12. Multiple Linear Regression#

Contributed by Jason Naramore.

Multiple linear regression is really an extension of simple linear regression when there are multiple predictors \(x_1, x_2, ... x_k\).

\[\begin{split}\begin{align*} y_i & = \beta_0 + \beta_1 x_{i1} + \beta_2 x_{i2} + ... + \beta_k x_{ik} + \epsilon_i, i = 1 , ... , n \\ \epsilon_i & \overset{iid}{\sim} N (0,\sigma^2) \end{align*} \end{split}\]

The compact representation can be written as follows, using matrix form.

\[\begin{split} \bf{y} = \begin{bmatrix} y_1 \\ \vdots \\ y_n \end{bmatrix}_{n \times 1} \space X = \begin{bmatrix} 1 & X_{11} & \dots & X_{1k} \\ 1 & X_{21} & \dots & X_{2k} \\ \vdots \\ 1 & X_{n1} & \dots & X_{nk} \end{bmatrix}_{n \times p} \space \boldsymbol\beta = \begin{bmatrix} \beta_0 \\ \vdots \\ \beta_k \end{bmatrix}_{p \times 1} \space \boldsymbol\epsilon = \begin{bmatrix} \epsilon_1 \\ \vdots \\ \epsilon_n \end{bmatrix}_{n \times 1} \end{split}\]
\[\bf{y} = \boldsymbol\beta \bf{X} + \boldsymbol\epsilon\]

There’s an elegant closed-form solution for finding the \(\hat{\boldsymbol\beta}\) estimates in classical statistics:

\[ \hat{\boldsymbol\beta} = (\textbf{X}^T \textbf{X} ) ^{-1} \textbf{X y} \]

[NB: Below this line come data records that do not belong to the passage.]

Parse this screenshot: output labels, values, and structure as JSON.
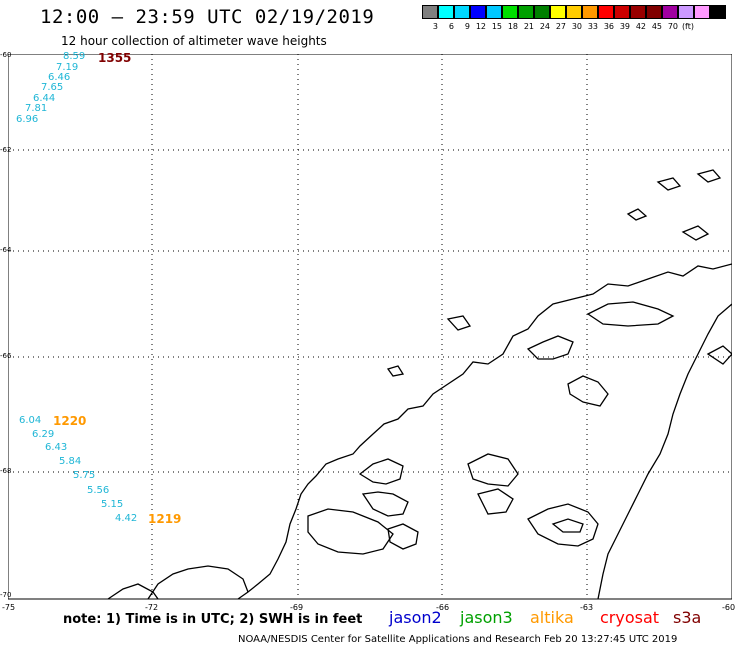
{
  "title": "12:00 — 23:59 UTC 02/19/2019",
  "subtitle": "12 hour collection of altimeter wave heights",
  "color_scale": {
    "colors": [
      "#7f7f7f",
      "#00ffff",
      "#00d8ff",
      "#0000ff",
      "#00c8ff",
      "#00e000",
      "#00a000",
      "#008000",
      "#ffff00",
      "#ffcc00",
      "#ff9900",
      "#ff0000",
      "#cc0000",
      "#990000",
      "#800000",
      "#a000a0",
      "#cc99ff",
      "#ff99ff",
      "#000000"
    ],
    "labels": [
      "3",
      "6",
      "9",
      "12",
      "15",
      "18",
      "21",
      "24",
      "27",
      "30",
      "33",
      "36",
      "39",
      "42",
      "45",
      "70",
      "(ft)"
    ]
  },
  "lat_labels": [
    "-60",
    "-62",
    "-64",
    "-66",
    "-68",
    "-70"
  ],
  "lon_labels": [
    "-75",
    "-72",
    "-69",
    "-66",
    "-63",
    "-60"
  ],
  "track_north": {
    "time_label": "1355",
    "time_color": "#800000",
    "values": [
      "8.59",
      "7.19",
      "6.46",
      "7.65",
      "6.44",
      "7.81",
      "6.96"
    ]
  },
  "track_south": {
    "time_label_1": "1220",
    "time_label_2": "1219",
    "time_color": "#ff9900",
    "values": [
      "6.04",
      "6.29",
      "6.43",
      "5.84",
      "5.75",
      "5.56",
      "5.15",
      "4.42"
    ]
  },
  "note": "note: 1) Time is in UTC; 2) SWH is in feet",
  "satellites": [
    {
      "name": "jason2",
      "color": "#0000cc"
    },
    {
      "name": "jason3",
      "color": "#00a000"
    },
    {
      "name": "altika",
      "color": "#ff9900"
    },
    {
      "name": "cryosat",
      "color": "#ff0000"
    },
    {
      "name": "s3a",
      "color": "#800000"
    }
  ],
  "footer": "NOAA/NESDIS Center for Satellite Applications and Research    Feb 20 13:27:45 UTC 2019"
}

\(\hat{\bf y}\) estimates can then be found by \(\hat{\bf y} = \bf X \hat{\boldsymbol \beta}\).

In the Bayesian form of multiple linear regression, we place priors on all \(\beta\)’s and \(\sigma^2\).

\[\begin{split} \begin{align*} y_{ij} & \sim N(\mu,\sigma^2) && \text{likelihood}\\ \\ \mu & = \beta_0 + \beta_1 x && \text{deterministic relationship}\\ \beta_j & \sim N(0,\sigma_j^2) && \text{prior: } \beta_j, \space j = 0 \text{ to } k \\ \tau & \sim Ga(a,b) && \text{prior: } \tau\\ \sigma^2 & = 1/\tau && \text{deterministic relationship}\\ \end{align*}\end{split}\]

We typically assume that \(\beta\)’s are independent. For non-informative priors, we might set \(\sigma_j^2\) to something large like \(10^3\) or \(10^4\), and the \(a\) and \(b\) parameters in \(\tau\)’s Gamma distribution to something small like \(10^{-3}\). An example with this prior setup is

An example using independent Normal priors on \(\beta\)’s can be found here: Taste of Cheese.

There are other methods for defining priors, such as Zellner’s prior, which may help to account for covariance between predictors.

\[\begin{split} \begin{align*} \boldsymbol\beta & \sim MVN(\mu,g \cdot \sigma^2\textbf{V}) && \text{prior: }\boldsymbol\beta \\ \sigma^2 & \sim IG(a,b) && \text{prior: } \sigma^2\\ \end{align*}\end{split}\]
\[\text{typical choices: } g = n, \space g = p^2, \space g = \max\{n,p^2\}\]

where \(\sigma^2\textbf{V}\) is the covariance matrix. An example using Zellner’s prior can be found here: Brozek Index Prediction.